Le condizioni di vita nella prima metà del secolo scorso erano durissime ed il Salento non faceva eccezione.
Alle donne, come sempre, spettava il compito più difficile: oltre a mettere al mondo numerosi figli, fondamentali per una società agricola che aveva bisogno di braccia da impiegare nei campi, dovevano trovare il tempo di lavorare.
Quasi ogni famiglia disponeva di un telaio in legno di ulivo con il quale le donne salentine creavano capi di abbigliamento, spesso impreziositi da ricami, per lo più destinati all'utilizzo familiare. La commercializzazione delle merci era solo agli albori.
Le fibre dei vegetali coltivati nelle campagne - canapa, cotone e lino - venivano filate a mano per poi finire sui telai.
Le donne avevano il compito di realizzare i tessuti necessari per la casa: asciugamani, coperte, tovaglie, scialli, lenzuola e bisacce. L'utilizzo della lana di pecora, che qui prendeva il nome di "moscia leccese", era imprescindibile nella realizzazione di coperte e capi invernali.

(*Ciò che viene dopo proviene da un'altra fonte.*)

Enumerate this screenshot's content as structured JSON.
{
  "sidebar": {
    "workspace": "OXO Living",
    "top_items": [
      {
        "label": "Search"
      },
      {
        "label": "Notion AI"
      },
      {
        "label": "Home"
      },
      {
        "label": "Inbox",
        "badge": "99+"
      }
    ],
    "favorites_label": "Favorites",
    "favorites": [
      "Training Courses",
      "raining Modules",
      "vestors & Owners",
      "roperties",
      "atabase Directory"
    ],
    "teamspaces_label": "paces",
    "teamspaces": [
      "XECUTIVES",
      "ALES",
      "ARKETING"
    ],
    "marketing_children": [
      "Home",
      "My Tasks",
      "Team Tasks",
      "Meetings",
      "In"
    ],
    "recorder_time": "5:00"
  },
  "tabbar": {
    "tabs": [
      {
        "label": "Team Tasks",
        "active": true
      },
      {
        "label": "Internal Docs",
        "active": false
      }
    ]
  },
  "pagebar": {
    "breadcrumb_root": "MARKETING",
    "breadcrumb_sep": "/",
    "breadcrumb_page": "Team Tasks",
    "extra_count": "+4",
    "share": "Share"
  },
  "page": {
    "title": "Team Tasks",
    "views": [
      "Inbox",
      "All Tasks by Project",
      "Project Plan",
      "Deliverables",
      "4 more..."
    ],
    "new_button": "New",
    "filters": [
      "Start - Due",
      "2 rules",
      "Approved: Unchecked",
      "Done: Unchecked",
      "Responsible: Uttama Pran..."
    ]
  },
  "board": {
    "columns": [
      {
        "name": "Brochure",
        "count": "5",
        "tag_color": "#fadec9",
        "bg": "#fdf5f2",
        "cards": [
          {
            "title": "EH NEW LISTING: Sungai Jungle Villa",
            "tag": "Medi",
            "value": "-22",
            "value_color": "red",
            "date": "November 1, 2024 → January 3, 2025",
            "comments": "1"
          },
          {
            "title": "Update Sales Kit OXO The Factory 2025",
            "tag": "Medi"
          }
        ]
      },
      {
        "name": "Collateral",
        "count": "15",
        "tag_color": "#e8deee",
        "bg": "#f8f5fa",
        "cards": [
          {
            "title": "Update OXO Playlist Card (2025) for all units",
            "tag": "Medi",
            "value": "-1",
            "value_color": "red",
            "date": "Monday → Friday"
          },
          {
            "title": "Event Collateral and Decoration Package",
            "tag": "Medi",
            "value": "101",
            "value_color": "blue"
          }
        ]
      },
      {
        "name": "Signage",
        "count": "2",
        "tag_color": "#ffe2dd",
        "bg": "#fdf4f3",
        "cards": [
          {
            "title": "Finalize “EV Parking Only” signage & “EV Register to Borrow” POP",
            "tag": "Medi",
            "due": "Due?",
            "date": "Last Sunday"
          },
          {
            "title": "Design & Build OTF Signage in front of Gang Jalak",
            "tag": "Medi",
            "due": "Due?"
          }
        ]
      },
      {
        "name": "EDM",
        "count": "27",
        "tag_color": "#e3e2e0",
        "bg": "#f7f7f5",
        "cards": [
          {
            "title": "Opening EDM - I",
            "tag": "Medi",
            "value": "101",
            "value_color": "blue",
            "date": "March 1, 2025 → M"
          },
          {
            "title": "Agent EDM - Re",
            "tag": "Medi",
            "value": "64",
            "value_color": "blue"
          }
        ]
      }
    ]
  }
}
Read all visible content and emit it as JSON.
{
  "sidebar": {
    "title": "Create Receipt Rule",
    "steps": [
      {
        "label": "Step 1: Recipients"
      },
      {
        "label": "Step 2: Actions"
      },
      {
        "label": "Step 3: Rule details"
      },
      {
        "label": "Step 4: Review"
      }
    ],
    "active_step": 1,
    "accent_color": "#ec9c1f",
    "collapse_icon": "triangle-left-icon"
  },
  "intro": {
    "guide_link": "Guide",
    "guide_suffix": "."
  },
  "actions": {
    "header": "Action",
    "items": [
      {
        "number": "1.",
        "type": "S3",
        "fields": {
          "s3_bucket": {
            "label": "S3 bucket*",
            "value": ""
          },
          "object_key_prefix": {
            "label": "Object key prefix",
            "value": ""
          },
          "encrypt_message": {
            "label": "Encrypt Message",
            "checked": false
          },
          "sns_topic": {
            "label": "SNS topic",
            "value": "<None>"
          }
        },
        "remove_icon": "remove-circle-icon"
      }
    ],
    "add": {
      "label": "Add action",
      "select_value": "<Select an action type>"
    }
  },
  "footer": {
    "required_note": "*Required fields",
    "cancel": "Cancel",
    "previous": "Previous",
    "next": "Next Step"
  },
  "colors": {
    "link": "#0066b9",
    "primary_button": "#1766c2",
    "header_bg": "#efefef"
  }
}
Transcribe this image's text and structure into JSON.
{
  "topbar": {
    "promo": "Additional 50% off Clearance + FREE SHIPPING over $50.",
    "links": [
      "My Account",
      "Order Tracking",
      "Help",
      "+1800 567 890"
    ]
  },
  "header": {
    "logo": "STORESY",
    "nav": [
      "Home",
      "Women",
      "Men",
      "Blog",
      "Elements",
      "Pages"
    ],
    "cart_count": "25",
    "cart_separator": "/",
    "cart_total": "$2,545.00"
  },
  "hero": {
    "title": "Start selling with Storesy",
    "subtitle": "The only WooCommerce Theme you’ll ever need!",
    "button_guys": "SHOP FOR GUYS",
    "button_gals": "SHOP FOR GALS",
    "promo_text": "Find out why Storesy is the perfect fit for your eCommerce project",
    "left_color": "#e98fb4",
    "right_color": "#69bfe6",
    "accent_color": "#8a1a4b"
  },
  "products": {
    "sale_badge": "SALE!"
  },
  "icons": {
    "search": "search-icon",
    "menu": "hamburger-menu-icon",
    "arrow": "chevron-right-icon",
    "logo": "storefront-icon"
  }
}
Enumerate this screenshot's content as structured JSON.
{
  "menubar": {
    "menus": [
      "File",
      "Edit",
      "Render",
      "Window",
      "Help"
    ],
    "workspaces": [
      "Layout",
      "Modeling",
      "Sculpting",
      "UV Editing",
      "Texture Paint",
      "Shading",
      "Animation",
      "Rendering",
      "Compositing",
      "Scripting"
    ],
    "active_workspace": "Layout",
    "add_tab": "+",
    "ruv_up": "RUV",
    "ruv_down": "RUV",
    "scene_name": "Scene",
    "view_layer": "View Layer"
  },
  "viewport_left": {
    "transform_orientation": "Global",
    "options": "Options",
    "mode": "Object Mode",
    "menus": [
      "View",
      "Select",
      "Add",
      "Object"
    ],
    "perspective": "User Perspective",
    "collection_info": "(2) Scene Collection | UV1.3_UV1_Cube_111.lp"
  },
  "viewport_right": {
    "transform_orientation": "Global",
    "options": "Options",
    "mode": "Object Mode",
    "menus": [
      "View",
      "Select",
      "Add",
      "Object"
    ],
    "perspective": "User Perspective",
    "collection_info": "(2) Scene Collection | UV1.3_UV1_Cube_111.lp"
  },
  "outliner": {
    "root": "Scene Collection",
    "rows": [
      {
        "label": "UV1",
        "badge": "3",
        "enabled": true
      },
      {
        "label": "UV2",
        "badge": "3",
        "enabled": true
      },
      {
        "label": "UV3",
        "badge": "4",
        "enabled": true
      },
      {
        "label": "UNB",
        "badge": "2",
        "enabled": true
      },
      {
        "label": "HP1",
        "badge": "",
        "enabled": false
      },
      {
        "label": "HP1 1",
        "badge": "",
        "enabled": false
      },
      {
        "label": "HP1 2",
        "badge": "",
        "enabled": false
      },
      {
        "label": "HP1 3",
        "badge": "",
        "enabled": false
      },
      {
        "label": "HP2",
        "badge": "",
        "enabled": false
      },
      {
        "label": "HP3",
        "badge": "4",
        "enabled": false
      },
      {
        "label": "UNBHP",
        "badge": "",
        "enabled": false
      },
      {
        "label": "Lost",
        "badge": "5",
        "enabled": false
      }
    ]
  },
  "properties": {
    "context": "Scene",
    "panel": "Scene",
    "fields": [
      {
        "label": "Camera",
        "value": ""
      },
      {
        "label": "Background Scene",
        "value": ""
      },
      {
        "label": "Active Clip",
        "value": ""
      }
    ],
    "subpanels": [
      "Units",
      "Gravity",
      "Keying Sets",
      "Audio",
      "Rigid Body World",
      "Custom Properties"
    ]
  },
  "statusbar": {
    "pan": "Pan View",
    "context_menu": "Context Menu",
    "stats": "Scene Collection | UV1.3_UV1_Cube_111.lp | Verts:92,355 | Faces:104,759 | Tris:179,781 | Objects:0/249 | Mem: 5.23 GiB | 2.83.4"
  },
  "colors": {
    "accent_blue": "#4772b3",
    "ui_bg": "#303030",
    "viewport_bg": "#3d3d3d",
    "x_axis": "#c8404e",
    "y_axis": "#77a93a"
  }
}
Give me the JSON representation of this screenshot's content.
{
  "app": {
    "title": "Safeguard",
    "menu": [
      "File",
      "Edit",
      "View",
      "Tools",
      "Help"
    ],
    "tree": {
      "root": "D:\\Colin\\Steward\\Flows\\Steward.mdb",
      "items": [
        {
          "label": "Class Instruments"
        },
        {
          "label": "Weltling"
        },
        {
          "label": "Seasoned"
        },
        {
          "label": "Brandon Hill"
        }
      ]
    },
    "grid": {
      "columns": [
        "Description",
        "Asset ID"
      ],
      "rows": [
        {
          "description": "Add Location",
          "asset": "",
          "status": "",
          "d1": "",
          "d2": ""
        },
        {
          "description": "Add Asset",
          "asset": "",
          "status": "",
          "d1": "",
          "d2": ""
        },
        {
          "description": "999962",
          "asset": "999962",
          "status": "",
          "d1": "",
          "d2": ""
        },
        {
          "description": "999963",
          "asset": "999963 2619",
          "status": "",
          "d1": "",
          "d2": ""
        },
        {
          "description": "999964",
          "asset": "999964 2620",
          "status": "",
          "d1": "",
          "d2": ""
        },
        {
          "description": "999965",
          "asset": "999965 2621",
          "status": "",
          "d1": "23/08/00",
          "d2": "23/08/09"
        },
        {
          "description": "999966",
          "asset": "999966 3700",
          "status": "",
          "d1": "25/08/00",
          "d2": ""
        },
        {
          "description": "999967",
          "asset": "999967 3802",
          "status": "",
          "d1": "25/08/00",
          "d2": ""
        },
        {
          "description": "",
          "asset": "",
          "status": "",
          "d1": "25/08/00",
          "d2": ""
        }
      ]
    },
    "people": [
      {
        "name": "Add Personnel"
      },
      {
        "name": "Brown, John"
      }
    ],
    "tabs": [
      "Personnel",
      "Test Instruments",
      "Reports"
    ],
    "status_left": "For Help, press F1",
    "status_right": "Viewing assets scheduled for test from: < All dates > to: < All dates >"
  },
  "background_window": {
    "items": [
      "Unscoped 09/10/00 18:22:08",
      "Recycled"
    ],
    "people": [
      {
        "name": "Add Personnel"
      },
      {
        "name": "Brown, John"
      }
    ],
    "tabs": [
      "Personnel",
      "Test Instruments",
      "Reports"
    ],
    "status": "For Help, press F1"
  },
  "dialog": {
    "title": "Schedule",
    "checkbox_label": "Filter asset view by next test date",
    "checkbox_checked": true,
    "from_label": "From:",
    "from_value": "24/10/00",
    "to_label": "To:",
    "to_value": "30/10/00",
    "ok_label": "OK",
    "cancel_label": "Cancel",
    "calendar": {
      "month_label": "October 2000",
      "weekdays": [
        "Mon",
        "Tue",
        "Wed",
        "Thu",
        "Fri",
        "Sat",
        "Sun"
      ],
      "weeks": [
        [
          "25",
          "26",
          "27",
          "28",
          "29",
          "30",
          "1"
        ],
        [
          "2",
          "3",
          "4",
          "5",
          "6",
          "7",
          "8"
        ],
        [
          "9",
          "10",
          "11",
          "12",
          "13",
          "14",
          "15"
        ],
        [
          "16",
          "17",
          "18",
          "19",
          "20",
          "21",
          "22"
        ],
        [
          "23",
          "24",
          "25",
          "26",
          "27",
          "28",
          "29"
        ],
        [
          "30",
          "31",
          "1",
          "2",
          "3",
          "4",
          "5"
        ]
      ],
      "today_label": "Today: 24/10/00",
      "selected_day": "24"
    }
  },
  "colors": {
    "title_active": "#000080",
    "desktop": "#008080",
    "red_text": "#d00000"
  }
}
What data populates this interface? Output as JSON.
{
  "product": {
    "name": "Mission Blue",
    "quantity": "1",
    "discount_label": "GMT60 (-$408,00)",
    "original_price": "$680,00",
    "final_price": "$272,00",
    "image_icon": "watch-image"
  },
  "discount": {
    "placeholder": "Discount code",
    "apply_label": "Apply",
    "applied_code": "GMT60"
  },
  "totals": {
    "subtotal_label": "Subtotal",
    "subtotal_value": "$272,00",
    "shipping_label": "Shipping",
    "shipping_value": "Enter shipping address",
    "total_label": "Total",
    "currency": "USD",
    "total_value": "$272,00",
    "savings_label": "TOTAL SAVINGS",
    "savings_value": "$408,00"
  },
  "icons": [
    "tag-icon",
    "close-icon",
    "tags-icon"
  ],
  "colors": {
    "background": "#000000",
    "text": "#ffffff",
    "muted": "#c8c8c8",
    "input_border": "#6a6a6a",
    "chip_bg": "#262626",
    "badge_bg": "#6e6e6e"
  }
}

Per le giovani donne salentine, generalmente vestite in modo molto umile e adatto al lavoro (una gonna, una blusa ed un fazzoletto a contenere i capelli), il capo di abbigliamento più importante era l'abito da sposa ed il relativo corredo nuziale. Si era soliti mostrarlo prima del matrimonio, a testimonianza della dote che si portava con se.
La moda aveva qualcosa di pionieristico, ed in una società dominata dagli uomini, Donna Carolina De Viti De Marco, esponente della nobiltà, creò, nella zona di Maglie, una scuola di ricamo che raggiunse livelli straordinari. Le giovani salentine che apprendevano presso di lei l'arte del ricamo iniziarono a produrre manufatti che si rifacevano ai fasti dei tessuti rinascimentali e barocchi. Nella realizzazione dei pizzi, le ragazze utilizzavano tecniche destinate a diventare famose a livello mondiale: il punto in aria, il reticello, la lavorazione a tombolo ed il punto ad ago, erano solo alcune delle varianti utilizzate. Le nonne del Salento dunque, più che indossare, erano maestre nel confezionare abiti.
La riscoperta della pizzica era ancora lontana, e gli indumenti tipici di questa danza, una ampia gonna, una camicia, l'immancabile scialle ed il fazzoletto tenuto saldo in mano, erano derisi dai nobili del tempo in quanto abbigliamento domenicale dei contadini. Non avrebbero potuto immaginare che in pochi decenni questo modo di vestire sarebbe divenuto uno dei simboli mondiali della seduzione e dell'eleganza, declinata a suon di musica e di passione popolare.